Glenn Kennyrogerebert.com

“The first rule of Fist Fight should be that we don’t talk about Fist Fight. The second rule of Fist Fight is that when all else fails – and believe me, it does – throw in another penis joke. A stunningly unnecessary comedy, Fist Fight perpetuates unoriginal characters, a preposterous premise and a half-hearted stand-up-for-yourself message.”
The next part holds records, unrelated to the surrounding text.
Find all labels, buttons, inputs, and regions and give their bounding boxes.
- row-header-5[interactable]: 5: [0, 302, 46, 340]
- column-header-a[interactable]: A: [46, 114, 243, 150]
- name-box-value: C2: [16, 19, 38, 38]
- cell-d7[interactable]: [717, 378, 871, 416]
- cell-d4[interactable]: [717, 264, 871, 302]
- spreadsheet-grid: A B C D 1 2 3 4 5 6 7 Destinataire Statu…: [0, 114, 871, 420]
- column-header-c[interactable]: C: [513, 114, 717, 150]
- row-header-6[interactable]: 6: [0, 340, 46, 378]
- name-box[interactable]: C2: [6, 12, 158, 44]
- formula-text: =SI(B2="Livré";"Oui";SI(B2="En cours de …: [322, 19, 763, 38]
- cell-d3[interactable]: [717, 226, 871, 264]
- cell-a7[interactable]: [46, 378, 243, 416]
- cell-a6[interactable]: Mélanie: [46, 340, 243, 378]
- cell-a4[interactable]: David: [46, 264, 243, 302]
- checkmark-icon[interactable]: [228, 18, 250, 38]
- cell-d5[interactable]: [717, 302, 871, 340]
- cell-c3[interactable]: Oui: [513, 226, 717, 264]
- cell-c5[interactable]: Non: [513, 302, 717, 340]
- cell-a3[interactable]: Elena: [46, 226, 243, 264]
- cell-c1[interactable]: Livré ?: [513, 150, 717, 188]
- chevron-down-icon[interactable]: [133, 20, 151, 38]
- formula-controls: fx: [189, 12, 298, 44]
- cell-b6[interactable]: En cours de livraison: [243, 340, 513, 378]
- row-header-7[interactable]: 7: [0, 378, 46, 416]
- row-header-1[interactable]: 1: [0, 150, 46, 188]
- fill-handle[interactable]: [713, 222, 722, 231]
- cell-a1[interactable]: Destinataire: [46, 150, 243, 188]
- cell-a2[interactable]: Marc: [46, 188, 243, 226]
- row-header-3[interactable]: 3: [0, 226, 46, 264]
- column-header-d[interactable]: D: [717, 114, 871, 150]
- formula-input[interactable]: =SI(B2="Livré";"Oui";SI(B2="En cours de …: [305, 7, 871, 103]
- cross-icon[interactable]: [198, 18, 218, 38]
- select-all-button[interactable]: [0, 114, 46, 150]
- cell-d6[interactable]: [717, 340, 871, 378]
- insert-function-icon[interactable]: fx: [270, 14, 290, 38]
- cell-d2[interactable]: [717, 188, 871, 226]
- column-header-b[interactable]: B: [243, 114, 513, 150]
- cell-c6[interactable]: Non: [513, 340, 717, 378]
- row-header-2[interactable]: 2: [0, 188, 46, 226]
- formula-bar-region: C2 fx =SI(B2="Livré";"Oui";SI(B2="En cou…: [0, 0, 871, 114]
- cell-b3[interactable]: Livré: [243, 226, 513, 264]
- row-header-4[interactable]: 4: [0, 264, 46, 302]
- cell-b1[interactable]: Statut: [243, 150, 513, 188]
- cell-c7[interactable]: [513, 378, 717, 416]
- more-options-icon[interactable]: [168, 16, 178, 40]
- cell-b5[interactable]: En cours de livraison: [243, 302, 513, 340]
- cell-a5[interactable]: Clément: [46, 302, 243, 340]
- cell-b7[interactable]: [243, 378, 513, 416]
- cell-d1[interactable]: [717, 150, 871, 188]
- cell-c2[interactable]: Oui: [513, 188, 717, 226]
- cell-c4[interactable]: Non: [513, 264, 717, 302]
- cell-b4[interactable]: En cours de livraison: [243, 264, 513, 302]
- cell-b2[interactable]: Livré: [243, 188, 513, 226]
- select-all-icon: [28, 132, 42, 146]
Brad WheelerThe Globe and Mail

“There is an obvious racial dimension to their conflict, though “Fist Fight” tiptoes around it, winking and whispering, with typical big-studio timidity. And it is certainly possible to interpret this movie as yet another fable of a white man’s redemption at the hands (or fists, as the case may be) of a black man… We learn nothing at all about Strickland, except that he is the subject of wild legends among the student body. His job in the movie is to teach Campbell some hard lessons about being a man. All of which is fairly tiresome. But it’s also possible to read “Fist Fight” against the interracial buddy-movie grain, seeing Strickland rather than Campbell as the protagonist, and taking Strickland’s anger as a principled response to circumstances rather than as evidence of a mood disorder. Strickland is an agent not of guilty racial fear but of righteous class consciousness. The lesson he imparts to Campbell is one of public-sector workers’ solidarity. By all evidence, he’s a pretty good teacher, with good reason to stay mad. Which cheered me up, I must say.”